Une musique née dans les quartiers populaires de Port-au-Prince il y a plus de soixante-dix ans gagne aujourd’hui les scènes mondiales et les playlists les plus écoutées, selon Le Monde. Le kompa, ce genre hybride mêlant rythmes traditionnels haïtiens et influences caribéennes, africaines et latines, séduit désormais les artistes issus de la pop et du R’n’B, propulsant sa renommée bien au-delà des frontières d’Haïti.
Ce qu'il faut retenir
- Le kompa est né dans les années 1950 à Haïti, issu d’une fusion de rythmes traditionnels et de influences modernes
- Ce genre musical, à la fois dansant et énergique, connaît un regain d’intérêt porté par des artistes internationaux
- Des interprètes issus de la pop et du R’n’B intègrent désormais des sonorités kompa dans leurs créations
- La scène haïtienne, longtemps confidentielle, voit émerger de nouveaux talents locaux comme internationaux
Une origine modeste devenue phénomène culturel
Le kompa trouve ses racines dans les clubs et les fêtes populaires de Port-au-Prince, où il est né dans les années 1950 sous l’impulsion de musiciens comme Nemours Jean-Baptiste, considéré comme l’un de ses pères fondateurs. Ce genre musical, né d’une hybridation entre le méringue traditionnel haïtien et des rythmes caribéens comme la biguine antillaise ou la salsa cubaine, s’est rapidement imposé comme un symbole de la culture haïtienne. « Le kompa, c’est l’âme d’Haïti mise en musique », explique Wyclef Jean, artiste haïtiano-américain ayant popularisé le genre à l’international.
L’ascension internationale portée par des figures incontournables
Longtemps cantonné à une audience locale, le kompa a vu son rayonnement s’étendre grâce à l’engouement d’artistes issus de la pop et du R’n’B. Des stars comme Beyoncé, dans son titre « Move » en 2022, ou Drake, qui a samplé des rythmes kompa dans plusieurs morceaux, ont contribué à son exposition médiatique. À Haïti, des groupes comme Tabou Combo ou Les Frères Déjean restent des références, tandis que de nouvelles générations d’artistes, comme J.O.E. ou Sweet Micky (de son vrai nom Michel Martelly), modernisent le genre en y intégrant des sonorités électro ou hip-hop. « On assiste à une véritable démocratisation du kompa, qui n’est plus seulement une musique de fête, mais un véritable phénomène culturel », souligne un expert musical cité par Le Monde.

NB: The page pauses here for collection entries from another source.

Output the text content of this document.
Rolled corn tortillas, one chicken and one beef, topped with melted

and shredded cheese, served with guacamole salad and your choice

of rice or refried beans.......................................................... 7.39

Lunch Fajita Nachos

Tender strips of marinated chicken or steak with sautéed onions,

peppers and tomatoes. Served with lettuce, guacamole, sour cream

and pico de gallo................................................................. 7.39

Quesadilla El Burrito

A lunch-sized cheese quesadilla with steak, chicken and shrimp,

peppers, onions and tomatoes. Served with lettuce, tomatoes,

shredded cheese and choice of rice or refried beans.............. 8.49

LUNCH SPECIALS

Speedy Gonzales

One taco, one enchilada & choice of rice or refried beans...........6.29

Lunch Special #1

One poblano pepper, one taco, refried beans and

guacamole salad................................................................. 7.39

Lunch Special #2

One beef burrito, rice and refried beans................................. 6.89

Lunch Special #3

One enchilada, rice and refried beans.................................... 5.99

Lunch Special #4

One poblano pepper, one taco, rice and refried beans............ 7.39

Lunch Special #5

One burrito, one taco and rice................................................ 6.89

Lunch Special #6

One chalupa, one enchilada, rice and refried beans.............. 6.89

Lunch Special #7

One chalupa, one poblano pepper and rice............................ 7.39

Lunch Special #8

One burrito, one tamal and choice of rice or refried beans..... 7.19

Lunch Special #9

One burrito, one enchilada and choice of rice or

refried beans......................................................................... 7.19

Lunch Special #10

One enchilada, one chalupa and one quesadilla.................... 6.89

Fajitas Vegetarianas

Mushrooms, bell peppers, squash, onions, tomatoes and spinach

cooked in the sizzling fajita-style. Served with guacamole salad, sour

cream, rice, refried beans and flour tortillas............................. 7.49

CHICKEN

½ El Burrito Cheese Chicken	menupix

Une scène en pleine mutation et des défis persistants
Malgré ce succès grandissant, la scène kompa fait face à des défis structurels. Les artistes locaux peinent souvent à vivre de leur art en raison de la faiblesse des revenus générés par les droits d’auteur en Haïti. « Les revenus de la musique ne suffisent pas à couvrir les coûts de production ou les salaires des musiciens », explique un producteur haïtien sous couvert d’anonymat. Par ailleurs, la diaspora haïtienne joue un rôle clé dans la diffusion du genre, notamment via des festivals comme le Festival Kompa, organisé chaque année à New York ou Miami, qui attire des milliers de spectateurs.
Côté créatif, l’innovation reste au cœur des préoccupations. Des collaborations transnationales, comme celle entre J.O.E. et le producteur français David Guetta en 2025, montrent que le kompa continue d’évoluer. « On mélange nos racines avec des sons urbains pour toucher un public plus large », confie J.O.E. dans une récente interview.
Pour l’heure, le kompa continue de danser sur les rythmes du monde, porté par une nouvelle génération d’artistes déterminés à faire entendre sa voix au-delà des océans.
Le kompa se caractérise par son rythme syncopé, souvent joué avec des guitares électriques, des cuivres et des percussions comme le tanbou. Contrairement à la salsa ou au merengue, il intègre une dimension mélancolique et dansante, avec des paroles souvent en créole haïtien. Son groove, à la fois entraînant et sophistiqué, en fait un genre unique.
Parmi les figures incontournables, on compte Sweet Micky, ancien président d’Haïti devenu artiste, J.O.E., star montante du genre, ou encore K-Libre, dont les tubes mélangent kompa et dancehall. À l’international, Wyclef Jean et Bunji Garlin (de Trinité-et-Tobago) ont également popularisé le genre auprès d’un public global.